Deceiving Hitler
Heroes Remember
Deceiving Hitler
On the air plane, we had a birdcage hood, which meant that the
top when like this. This is before the Mustangs had the teardrop
hood. So we had to, if you want to get out, pull all the stuff
and pull the hood over this way to get out. So in any event,
I was ready to bail, if the engine had stopped. It didn't stop,
I knew where Thorny Island was, and that was the place where we,
I had joined the flying circus just a few weeks before. Right on
the edge of the water. So, I headed for Thorny Island, with
Jack Taylor doing the lead, I'm doing about 150 miles per hour
when usually I'm at 250, everything throttled back. I land at
Thorny Island, and as I land the engine stops. So, it was very
comfortable. And it was, it was a good thing I knew where Thorny
Island was. Anyway, that was D-Day morning. I then did one more
trip in the afternoon and then that was the beginning of what we
call the Battle of Normandy. So there are many trips everyday
from that point on. That was the beginning of one of the most
vicious and difficult battles of World War Two.

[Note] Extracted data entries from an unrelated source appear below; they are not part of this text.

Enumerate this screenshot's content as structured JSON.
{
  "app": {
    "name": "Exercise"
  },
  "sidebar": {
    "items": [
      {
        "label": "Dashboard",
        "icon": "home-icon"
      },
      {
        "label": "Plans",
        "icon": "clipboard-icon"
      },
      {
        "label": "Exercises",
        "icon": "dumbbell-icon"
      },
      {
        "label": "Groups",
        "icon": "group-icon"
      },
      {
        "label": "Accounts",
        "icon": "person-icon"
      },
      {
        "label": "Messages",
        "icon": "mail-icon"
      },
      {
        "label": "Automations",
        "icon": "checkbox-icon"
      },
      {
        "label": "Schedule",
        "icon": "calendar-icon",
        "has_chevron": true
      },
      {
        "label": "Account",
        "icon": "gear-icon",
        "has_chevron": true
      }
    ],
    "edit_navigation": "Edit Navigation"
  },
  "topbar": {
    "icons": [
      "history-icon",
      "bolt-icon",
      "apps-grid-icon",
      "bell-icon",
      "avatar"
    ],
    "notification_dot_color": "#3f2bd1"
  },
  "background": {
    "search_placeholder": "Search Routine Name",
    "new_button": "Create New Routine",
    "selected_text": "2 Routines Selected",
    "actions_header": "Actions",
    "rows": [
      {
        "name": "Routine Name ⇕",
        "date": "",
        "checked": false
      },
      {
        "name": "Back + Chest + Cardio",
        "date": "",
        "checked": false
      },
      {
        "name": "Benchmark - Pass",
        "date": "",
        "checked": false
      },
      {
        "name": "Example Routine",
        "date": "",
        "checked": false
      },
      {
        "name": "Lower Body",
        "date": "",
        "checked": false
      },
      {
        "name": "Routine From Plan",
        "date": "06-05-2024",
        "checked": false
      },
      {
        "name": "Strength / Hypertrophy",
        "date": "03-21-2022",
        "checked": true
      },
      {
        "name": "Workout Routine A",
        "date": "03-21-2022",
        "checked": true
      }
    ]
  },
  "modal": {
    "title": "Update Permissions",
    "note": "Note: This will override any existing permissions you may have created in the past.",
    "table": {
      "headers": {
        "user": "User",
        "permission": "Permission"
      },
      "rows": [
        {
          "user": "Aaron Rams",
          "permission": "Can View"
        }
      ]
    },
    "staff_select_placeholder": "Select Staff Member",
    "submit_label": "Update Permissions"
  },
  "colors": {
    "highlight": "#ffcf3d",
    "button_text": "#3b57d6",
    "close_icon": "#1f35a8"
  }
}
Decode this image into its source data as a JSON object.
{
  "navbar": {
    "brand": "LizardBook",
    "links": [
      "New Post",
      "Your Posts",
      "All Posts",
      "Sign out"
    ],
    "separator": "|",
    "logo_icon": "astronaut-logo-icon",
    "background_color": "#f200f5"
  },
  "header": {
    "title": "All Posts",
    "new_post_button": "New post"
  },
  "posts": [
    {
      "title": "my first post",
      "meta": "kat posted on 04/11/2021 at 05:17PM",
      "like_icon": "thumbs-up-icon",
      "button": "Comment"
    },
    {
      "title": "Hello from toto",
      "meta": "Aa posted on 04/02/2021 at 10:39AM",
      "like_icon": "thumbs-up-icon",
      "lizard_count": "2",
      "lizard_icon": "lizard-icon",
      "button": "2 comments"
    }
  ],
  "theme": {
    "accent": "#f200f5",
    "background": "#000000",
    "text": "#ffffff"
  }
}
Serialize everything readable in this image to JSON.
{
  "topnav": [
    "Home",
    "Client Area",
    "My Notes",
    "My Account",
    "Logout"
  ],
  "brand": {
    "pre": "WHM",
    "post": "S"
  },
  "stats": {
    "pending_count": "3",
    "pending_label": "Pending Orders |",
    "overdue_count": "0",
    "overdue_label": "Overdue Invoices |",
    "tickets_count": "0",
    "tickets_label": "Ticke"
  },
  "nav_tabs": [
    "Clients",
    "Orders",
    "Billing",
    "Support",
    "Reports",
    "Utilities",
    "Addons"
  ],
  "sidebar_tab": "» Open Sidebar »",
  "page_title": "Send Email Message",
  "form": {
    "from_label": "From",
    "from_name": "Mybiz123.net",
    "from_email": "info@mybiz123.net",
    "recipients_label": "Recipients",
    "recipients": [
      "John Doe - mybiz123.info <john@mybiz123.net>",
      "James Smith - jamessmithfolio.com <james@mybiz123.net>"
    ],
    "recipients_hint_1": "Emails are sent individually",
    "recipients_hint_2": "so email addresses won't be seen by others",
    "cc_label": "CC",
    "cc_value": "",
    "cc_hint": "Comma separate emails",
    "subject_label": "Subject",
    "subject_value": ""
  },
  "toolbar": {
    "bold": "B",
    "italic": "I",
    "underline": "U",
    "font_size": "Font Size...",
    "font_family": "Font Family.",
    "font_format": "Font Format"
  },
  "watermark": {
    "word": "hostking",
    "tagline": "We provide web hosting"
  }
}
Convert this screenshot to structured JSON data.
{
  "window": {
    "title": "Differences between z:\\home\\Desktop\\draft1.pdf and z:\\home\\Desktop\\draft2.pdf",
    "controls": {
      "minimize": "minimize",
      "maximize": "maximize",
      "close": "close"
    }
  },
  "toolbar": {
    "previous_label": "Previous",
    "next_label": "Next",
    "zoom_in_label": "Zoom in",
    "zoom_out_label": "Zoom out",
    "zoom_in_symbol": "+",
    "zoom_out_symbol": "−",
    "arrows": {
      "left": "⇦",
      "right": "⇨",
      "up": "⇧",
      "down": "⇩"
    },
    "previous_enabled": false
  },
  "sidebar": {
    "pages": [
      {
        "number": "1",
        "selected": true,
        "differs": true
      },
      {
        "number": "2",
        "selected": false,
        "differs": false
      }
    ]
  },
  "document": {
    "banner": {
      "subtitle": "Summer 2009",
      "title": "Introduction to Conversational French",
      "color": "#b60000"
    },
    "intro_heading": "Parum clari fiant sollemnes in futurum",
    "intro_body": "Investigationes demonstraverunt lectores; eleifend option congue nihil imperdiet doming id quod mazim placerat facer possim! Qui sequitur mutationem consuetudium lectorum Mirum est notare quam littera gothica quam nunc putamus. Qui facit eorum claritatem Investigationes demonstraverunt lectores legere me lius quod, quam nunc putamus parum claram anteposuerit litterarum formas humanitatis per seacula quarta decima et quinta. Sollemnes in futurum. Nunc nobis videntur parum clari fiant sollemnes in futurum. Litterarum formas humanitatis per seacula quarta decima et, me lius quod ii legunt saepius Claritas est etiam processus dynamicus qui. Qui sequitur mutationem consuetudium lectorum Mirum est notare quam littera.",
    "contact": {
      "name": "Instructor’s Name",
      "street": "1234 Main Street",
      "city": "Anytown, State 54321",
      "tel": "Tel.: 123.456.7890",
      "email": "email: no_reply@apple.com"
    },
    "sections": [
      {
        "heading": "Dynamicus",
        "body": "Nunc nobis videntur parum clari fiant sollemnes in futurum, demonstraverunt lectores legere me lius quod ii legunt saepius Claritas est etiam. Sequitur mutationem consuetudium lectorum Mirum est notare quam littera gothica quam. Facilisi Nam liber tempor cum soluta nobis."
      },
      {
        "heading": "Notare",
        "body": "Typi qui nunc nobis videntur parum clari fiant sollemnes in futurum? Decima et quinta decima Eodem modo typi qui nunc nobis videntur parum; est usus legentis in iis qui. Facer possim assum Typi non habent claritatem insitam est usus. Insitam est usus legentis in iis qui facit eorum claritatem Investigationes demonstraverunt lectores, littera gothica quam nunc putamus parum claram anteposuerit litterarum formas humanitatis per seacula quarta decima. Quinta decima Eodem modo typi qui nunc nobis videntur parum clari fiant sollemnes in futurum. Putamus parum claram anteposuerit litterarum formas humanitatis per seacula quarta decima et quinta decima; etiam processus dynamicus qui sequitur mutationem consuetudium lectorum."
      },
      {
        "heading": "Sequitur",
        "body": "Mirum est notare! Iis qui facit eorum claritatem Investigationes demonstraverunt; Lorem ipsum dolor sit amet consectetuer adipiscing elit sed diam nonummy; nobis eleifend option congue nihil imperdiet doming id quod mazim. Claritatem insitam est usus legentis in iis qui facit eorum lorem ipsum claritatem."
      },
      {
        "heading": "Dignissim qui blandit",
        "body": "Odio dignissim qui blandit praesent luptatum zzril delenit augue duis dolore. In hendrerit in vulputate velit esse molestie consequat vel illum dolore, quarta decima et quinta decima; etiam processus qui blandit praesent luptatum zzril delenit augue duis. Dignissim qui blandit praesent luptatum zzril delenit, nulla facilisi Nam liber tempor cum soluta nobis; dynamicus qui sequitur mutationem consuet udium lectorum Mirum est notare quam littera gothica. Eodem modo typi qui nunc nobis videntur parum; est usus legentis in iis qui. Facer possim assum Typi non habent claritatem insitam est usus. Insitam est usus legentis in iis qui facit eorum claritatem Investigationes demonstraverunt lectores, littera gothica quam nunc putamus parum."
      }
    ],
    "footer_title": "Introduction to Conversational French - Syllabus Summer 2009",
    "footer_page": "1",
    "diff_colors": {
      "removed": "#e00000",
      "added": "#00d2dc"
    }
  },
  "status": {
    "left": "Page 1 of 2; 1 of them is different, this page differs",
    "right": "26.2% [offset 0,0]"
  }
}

Fortunately Hitler was asleep when he got word that there had
been landings in Normandy and... also involved at this point was
General Patton heading up an operation called "Fortitude", it was
a deception. The Germans regarded Patton as the best of the
Allied generals and so there was constructed in the south-east
corner of England a fictitious army of tanks, vehicles, ready to
come across at the Pas de Calais area. And the man who
fictionally headed it up was General Patton. And the Germans
believed this, and on D-Day they thought, and Hitler's people
told him that in effect the Normandy operation was just a sort
of decoy, but that the real thrust was going to come across,
under General Patton in that Pas de Calais area. The exercise
was intended to cause Hitler to keep in that area at least three
Panzer divisions. Because if they had been turned loose, and come
down to us, which wasn't that far, they would have shredded the,
what our army had done on the ground in the first few days.
So that worked very well. And Hitler did keep the Panzer
divisions in the Pas de Calais area while Rommel, who was the
commander, was trying to get us, get our troops off the beach.